Another day, another fixer-upper on our minds — and this one is tugging especially hard on our heartstrings. The 5,200 square foot, Gothic Revival-style home lies just a block away from the historic commercial center of Louisville, GA and is on the market for just $15,000 — a small price to pay for such a hefty dose of old-house nostalgia. With its dramatic, pitched roof and whimsical details including vergeboards resembling decorative lace, it's the kind of place that seems to exist solely to remind us how unimaginative contemporary architecture has become.
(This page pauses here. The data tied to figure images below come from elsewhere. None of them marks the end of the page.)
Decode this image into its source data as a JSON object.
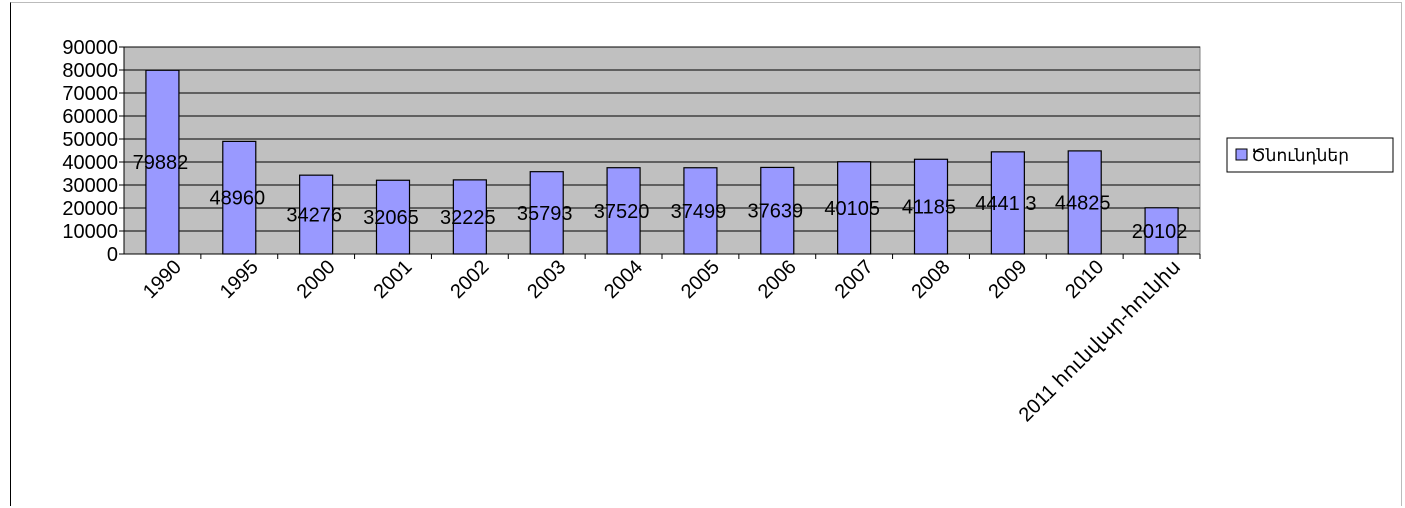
{
  "chart_data": {
    "type": "bar",
    "categories": [
      "1990",
      "1995",
      "2000",
      "2001",
      "2002",
      "2003",
      "2004",
      "2005",
      "2006",
      "2007",
      "2008",
      "2009",
      "2010",
      "2011 հունվար-հունիս"
    ],
    "series": [
      {
        "name": "Ծնունդներ",
        "values": [
          79882,
          48960,
          34276,
          32065,
          32225,
          35793,
          37520,
          37499,
          37639,
          40105,
          41185,
          44413,
          44825,
          20102
        ]
      }
    ],
    "data_labels": [
      "79882",
      "48960",
      "34276",
      "32065",
      "32225",
      "35793",
      "37520",
      "37499",
      "37639",
      "40105",
      "41185",
      "4441 3",
      "44825",
      "20102"
    ],
    "y_ticks": [
      "0",
      "10000",
      "20000",
      "30000",
      "40000",
      "50000",
      "60000",
      "70000",
      "80000",
      "90000"
    ],
    "ylim": [
      0,
      90000
    ],
    "grid": true,
    "legend_position": "right",
    "colors": {
      "bar_fill": "#9999ff",
      "plot_background": "#c0c0c0",
      "bar_stroke": "#000000",
      "gridline": "#000000"
    }
  }
}
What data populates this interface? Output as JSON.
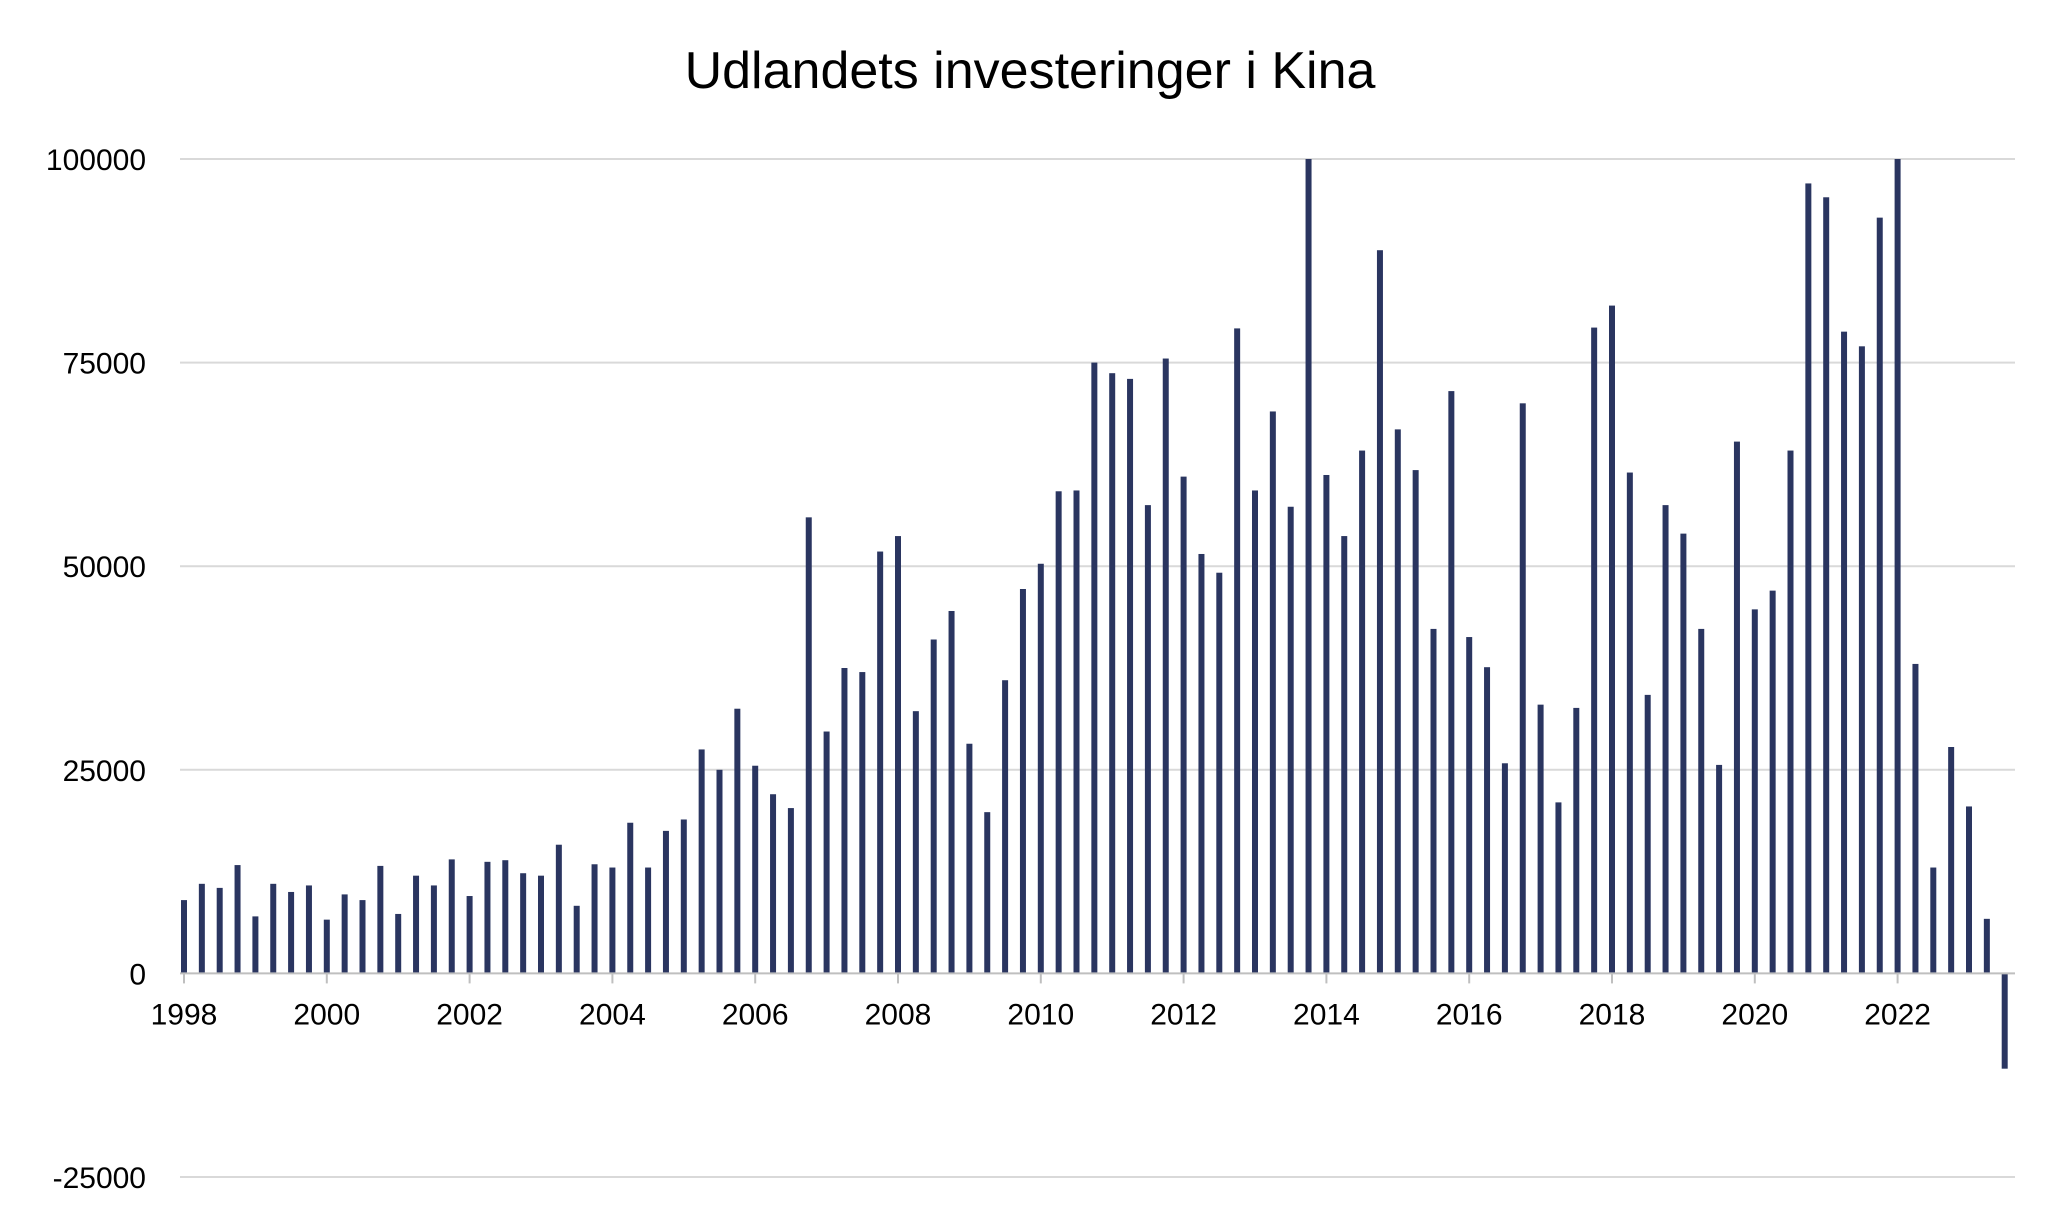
{
  "chart_data": {
    "type": "bar",
    "title": "Udlandets investeringer i Kina",
    "xlabel": "",
    "ylabel": "",
    "ylim": [
      -25000,
      100000
    ],
    "yticks": [
      -25000,
      0,
      25000,
      50000,
      75000,
      100000
    ],
    "x_tick_labels": [
      "1998",
      "2000",
      "2002",
      "2004",
      "2006",
      "2008",
      "2010",
      "2012",
      "2014",
      "2016",
      "2018",
      "2020",
      "2022"
    ],
    "bar_color": "#2a3560",
    "grid": true,
    "legend": "none",
    "values": [
      9000,
      11000,
      10500,
      13300,
      7000,
      11000,
      10000,
      10800,
      6600,
      9700,
      9000,
      13200,
      7300,
      12000,
      10800,
      14000,
      9500,
      13700,
      13900,
      12300,
      12000,
      15800,
      8300,
      13400,
      13000,
      18500,
      13000,
      17500,
      18900,
      27500,
      25000,
      32500,
      25500,
      22000,
      20300,
      56000,
      29700,
      37500,
      37000,
      51800,
      53700,
      32200,
      41000,
      44500,
      28200,
      19800,
      36000,
      47200,
      50300,
      59200,
      59300,
      75000,
      73700,
      73000,
      57500,
      75500,
      61000,
      51500,
      49200,
      79200,
      59300,
      69000,
      57300,
      100000,
      61200,
      53700,
      64200,
      88800,
      66800,
      61800,
      42300,
      71500,
      41300,
      37600,
      25800,
      70000,
      33000,
      21000,
      32600,
      79300,
      82000,
      61500,
      34200,
      57500,
      54000,
      42300,
      25600,
      65300,
      44700,
      47000,
      64200,
      97000,
      95300,
      78800,
      77000,
      92800,
      100000,
      38000,
      13000,
      27800,
      20500,
      6700,
      -11700
    ]
  }
}
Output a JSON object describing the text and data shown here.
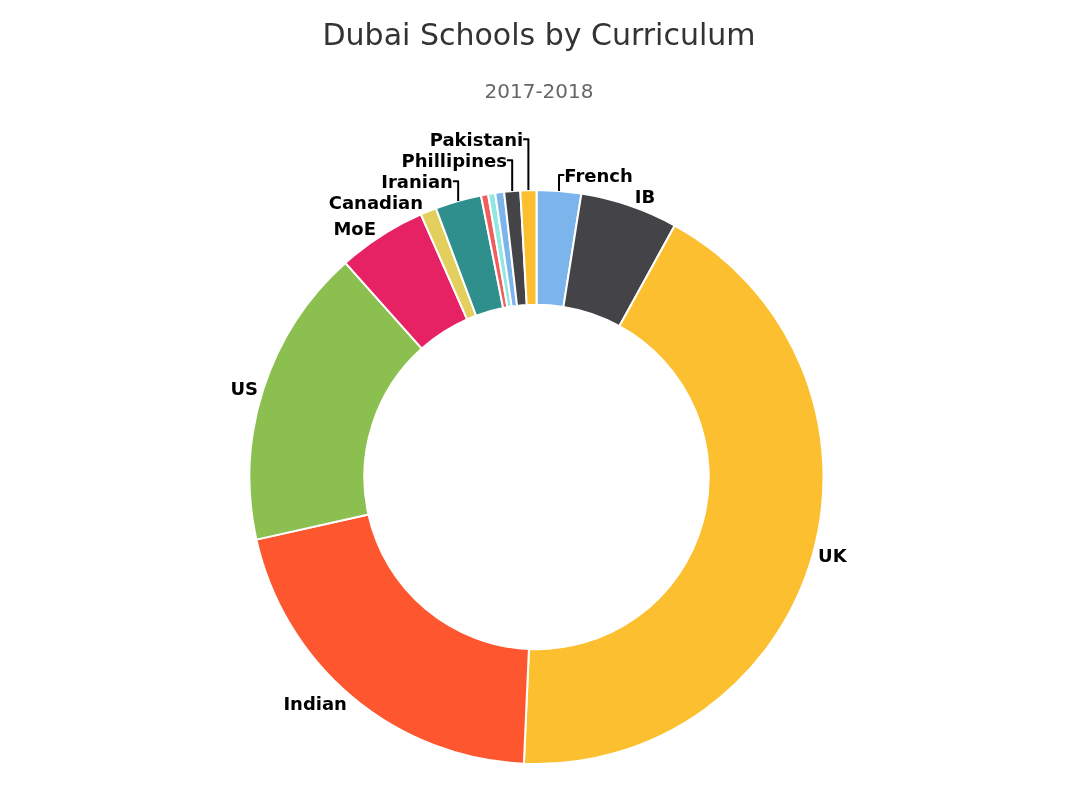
{
  "chart_data": {
    "type": "donut",
    "title": "Dubai Schools by Curriculum",
    "subtitle": "2017-2018",
    "categories": [
      "French",
      "IB",
      "UK",
      "Indian",
      "US",
      "MoE",
      "Canadian",
      "Iranian",
      null,
      null,
      null,
      "Phillipines",
      "Pakistani"
    ],
    "values": [
      2.5,
      5.5,
      42.7,
      20.8,
      16.9,
      5.0,
      0.9,
      2.6,
      0.4,
      0.4,
      0.5,
      0.9,
      0.9
    ],
    "colors": [
      "#7cb5ec",
      "#434348",
      "#fcbf2f",
      "#fe5730",
      "#8bbf50",
      "#e62265",
      "#e2cf5d",
      "#2f8f8c",
      "#f15c5c",
      "#91e8e1",
      "#7cb5ec",
      "#434348",
      "#fcbf2f"
    ],
    "legend": false
  }
}
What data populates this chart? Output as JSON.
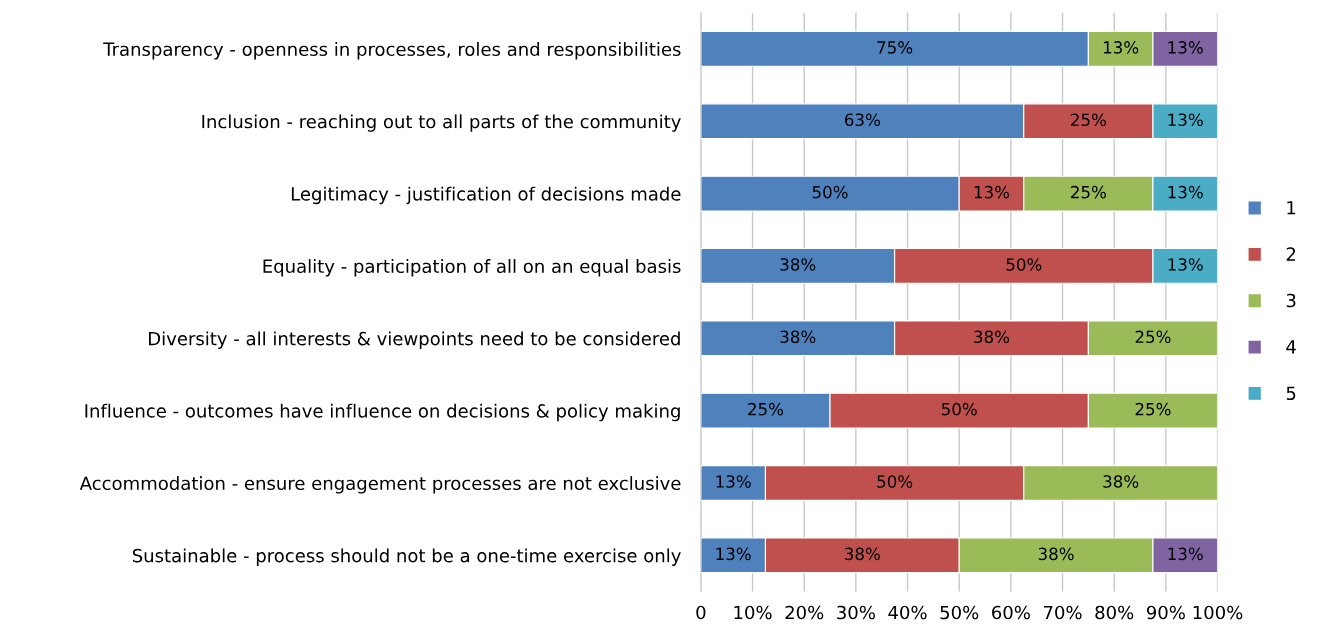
{
  "chart_data": {
    "type": "bar",
    "orientation": "horizontal",
    "stacked": true,
    "categories": [
      "Transparency - openness in processes, roles and responsibilities",
      "Inclusion - reaching out to all parts of the community",
      "Legitimacy - justification of decisions made",
      "Equality - participation of all on an equal basis",
      "Diversity - all interests & viewpoints need to be considered",
      "Influence - outcomes have influence on decisions & policy making",
      "Accommodation - ensure engagement processes are not exclusive",
      "Sustainable - process should not be a one-time exercise only"
    ],
    "series": [
      {
        "name": "1",
        "color": "#4f81bd",
        "values": [
          75,
          62.5,
          50,
          37.5,
          37.5,
          25,
          12.5,
          12.5
        ],
        "value_labels": [
          "75%",
          "63%",
          "50%",
          "38%",
          "38%",
          "25%",
          "13%",
          "13%"
        ]
      },
      {
        "name": "2",
        "color": "#c0504d",
        "values": [
          null,
          25,
          12.5,
          50,
          37.5,
          50,
          50,
          37.5
        ],
        "value_labels": [
          null,
          "25%",
          "13%",
          "50%",
          "38%",
          "50%",
          "50%",
          "38%"
        ]
      },
      {
        "name": "3",
        "color": "#9bbb59",
        "values": [
          12.5,
          null,
          25,
          null,
          25,
          25,
          37.5,
          37.5
        ],
        "value_labels": [
          "13%",
          null,
          "25%",
          null,
          "25%",
          "25%",
          "38%",
          "38%"
        ]
      },
      {
        "name": "4",
        "color": "#8064a2",
        "values": [
          12.5,
          null,
          null,
          null,
          null,
          null,
          null,
          12.5
        ],
        "value_labels": [
          "13%",
          null,
          null,
          null,
          null,
          null,
          null,
          "13%"
        ]
      },
      {
        "name": "5",
        "color": "#4bacc6",
        "values": [
          null,
          12.5,
          12.5,
          12.5,
          null,
          null,
          null,
          null
        ],
        "value_labels": [
          null,
          "13%",
          "13%",
          "13%",
          null,
          null,
          null,
          null
        ]
      }
    ],
    "xlim": [
      0,
      100
    ],
    "xticks": [
      0,
      {
        "value": 10,
        "label": "10%"
      },
      {
        "value": 20,
        "label": "20%"
      },
      {
        "value": 30,
        "label": "30%"
      },
      {
        "value": 40,
        "label": "40%"
      },
      {
        "value": 50,
        "label": "50%"
      },
      {
        "value": 60,
        "label": "60%"
      },
      {
        "value": 70,
        "label": "70%"
      },
      {
        "value": 80,
        "label": "80%"
      },
      {
        "value": 90,
        "label": "90%"
      },
      {
        "value": 100,
        "label": "100%"
      }
    ],
    "grid": "x",
    "legend": "right"
  }
}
For passersby, it commands a double-take.
"The house immediately grabs your attention when you drive by," says Ben Sutton with the Georgia Trust for Historic Preservation, the organization in charge of the sale. "It is grand, unique, and it stands out on the corner (even in its current condition). When you walk in, that notion of grandeur continues, with the scale of the entry way and first floor windows to the height of the ceilings."
Those floor-to-ceiling windows open onto a full wrap-around porch. Inside, there are 15-foot ceilings, a dramatic central staircase with an original curved handrail and etched glass transoms over all of the interior doors. Original hardware is everywhere, and a number of original mantels survive.
As for what's hiding above those drop ceilings — well, let's just say our imaginations are running wild.
It's easy to fall in love with a place this beautiful, but buyers beware — the project is not for the faint of heart. Sutton stresses that the home is a "damsel in distress," requiring a full roof replacement, significant repairs from water damage and upgrades and/or replacements to all of the systems. Indeed, having sat vacant for at least 30 years, it's perhaps a small miracle that the house is still standing at all — but that's a testament to how well it was constructed back in 1876 for a prominent and affluent Louisville merchant.
"The craftsmanship and the level of detail in the house grab your attention," says Sutton. "It’s enough to make you understand the care that was put into the house when it was built, and helps you see through the tremendous amount of rehabilitation that will be required to bring it back."
Anyone interested in buying the home must be prepared to sign a Rehabilitation Agreement as proof that they have both good intentions and a realistic plan for preserving the building. Moreover, in order to ensure that it is preserved in perpetuity, the Georgia Trust will place a conservation easement on the home. "The Trust currently has about 50 properties around the state that have this type of protection on them, and we check in on them every year," says Sutton.